Traumatic brain injury (TBI) is an injury that results from an application of a shear mechanical force to the head and causes different types of damages to the brain. The TBIs outcomes at the cellular level are mechanical breaking of axonal cytoskeleton, transport interruption and swelling. To elucidate better what happens during the injury at the cellular and molecular level, it is important to understand what happens when mechanical stress is applied to the axon, the long and slender projection of a nerve cell. With a proper understanding of the cellular and molecular mechanisms following trauma to the human brain, better protective systems such as helmets as well as candidates for therapeutic drugs against brain injuries can be developed. In the current project we will focus on how external factors such as stress and strain affect the axon's plasma membrane and the myelin sheath (a sheath surrounding the axon of some nerves) at the microscopic level. To address this, we use classical molecular dynamics (MD) simulations to provide a three-dimensional description of the membrane system.

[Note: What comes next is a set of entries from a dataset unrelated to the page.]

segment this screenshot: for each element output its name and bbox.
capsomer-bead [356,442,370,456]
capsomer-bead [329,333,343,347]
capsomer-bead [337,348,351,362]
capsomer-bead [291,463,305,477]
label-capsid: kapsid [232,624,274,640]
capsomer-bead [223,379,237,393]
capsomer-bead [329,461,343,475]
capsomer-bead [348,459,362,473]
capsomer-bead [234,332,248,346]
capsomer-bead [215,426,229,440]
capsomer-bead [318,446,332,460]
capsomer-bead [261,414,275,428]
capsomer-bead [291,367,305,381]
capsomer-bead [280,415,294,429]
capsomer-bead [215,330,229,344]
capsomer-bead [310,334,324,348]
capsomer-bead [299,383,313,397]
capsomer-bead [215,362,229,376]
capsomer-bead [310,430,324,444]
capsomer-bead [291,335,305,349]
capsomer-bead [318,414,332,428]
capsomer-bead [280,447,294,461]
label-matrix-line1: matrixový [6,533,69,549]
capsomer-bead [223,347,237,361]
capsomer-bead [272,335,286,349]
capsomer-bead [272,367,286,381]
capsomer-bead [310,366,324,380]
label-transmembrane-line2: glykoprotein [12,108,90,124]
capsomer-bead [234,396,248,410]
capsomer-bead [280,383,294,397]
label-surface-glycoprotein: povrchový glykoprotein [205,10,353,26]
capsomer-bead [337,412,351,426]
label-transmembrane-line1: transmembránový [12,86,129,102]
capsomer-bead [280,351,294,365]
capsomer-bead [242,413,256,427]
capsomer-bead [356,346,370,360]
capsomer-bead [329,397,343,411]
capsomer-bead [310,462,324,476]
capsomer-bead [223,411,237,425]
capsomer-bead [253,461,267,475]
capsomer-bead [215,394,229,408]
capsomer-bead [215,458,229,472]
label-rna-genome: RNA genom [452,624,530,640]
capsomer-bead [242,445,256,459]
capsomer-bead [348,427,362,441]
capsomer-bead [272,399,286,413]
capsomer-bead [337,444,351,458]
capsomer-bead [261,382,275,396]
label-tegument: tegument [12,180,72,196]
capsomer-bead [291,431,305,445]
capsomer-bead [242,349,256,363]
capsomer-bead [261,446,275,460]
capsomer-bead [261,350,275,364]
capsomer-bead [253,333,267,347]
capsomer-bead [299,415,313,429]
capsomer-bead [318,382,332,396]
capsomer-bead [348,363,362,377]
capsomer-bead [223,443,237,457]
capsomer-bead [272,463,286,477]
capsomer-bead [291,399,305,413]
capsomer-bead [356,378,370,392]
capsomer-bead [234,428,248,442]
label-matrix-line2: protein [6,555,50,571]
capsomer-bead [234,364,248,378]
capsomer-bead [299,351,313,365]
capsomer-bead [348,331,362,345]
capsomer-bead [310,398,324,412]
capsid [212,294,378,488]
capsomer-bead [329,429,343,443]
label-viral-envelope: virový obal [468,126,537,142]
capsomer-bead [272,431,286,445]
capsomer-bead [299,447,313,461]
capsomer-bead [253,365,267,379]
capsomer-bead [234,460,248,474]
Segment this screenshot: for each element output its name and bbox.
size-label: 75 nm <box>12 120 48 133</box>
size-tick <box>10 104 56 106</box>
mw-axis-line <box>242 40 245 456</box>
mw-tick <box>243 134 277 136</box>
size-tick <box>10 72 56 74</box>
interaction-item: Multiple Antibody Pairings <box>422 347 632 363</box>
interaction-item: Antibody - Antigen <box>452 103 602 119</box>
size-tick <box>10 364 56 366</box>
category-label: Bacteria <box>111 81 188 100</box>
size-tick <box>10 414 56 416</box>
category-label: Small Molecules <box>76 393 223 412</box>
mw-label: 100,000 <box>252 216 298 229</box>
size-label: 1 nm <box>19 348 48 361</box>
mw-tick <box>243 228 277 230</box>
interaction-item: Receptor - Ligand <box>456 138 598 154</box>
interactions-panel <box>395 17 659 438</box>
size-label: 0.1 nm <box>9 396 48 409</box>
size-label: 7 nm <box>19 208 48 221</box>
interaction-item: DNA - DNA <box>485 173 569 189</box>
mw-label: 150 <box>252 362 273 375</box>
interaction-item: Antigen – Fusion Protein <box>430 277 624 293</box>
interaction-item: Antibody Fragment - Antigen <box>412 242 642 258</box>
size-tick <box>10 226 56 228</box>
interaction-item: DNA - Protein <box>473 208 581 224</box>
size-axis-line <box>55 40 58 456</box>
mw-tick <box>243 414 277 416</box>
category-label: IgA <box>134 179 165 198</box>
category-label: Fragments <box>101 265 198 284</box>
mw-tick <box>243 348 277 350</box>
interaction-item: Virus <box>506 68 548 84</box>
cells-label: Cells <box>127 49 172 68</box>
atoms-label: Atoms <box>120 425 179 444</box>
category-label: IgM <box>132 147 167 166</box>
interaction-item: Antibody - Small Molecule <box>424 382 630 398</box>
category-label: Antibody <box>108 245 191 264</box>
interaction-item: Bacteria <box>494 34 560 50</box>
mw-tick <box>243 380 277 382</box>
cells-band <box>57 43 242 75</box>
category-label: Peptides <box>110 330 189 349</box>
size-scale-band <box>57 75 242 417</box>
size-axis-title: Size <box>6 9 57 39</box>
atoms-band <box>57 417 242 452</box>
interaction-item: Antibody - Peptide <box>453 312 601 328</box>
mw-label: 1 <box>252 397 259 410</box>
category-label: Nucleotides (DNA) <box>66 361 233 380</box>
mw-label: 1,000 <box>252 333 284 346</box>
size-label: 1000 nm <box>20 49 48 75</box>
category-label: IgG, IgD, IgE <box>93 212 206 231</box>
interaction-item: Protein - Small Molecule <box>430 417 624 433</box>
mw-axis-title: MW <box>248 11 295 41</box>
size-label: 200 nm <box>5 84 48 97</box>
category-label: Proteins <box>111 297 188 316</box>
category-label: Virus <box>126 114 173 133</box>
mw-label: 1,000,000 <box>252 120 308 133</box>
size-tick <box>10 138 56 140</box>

Our recent results have shown that lipid compositions play a key role in membrane structure-mechanical properties. In particular, galactosylceceramides (present mainly in myelin sheath) makes the membrane more resilient to extension and to water penetration (Saeedimasine et al. manuscript in progress). Now we want to move on and use lipid bilayers that account for variegate composition of plasma membranes and myelin sheaths. We will simulate the bilayers in presence and in absence of membrane proteins. To mimic the effect of the mechanical stress on the membranes simulations we will stretch the lipid bilayer in x and y dimensions at different speeds and/or applying different pressure load to perpendicular to membrane plane.
Simulations in the order of milliseconds will be needed to account for the
time scale of the TBI (e.i impact in the injury will evolve in the order of ms). To achieve this, we will combine classical mechanics with coarse-grained models. The obtained results will be also coupled with the finite element description of the axon fiber, developed by the group of Svein Kleiven (KTH).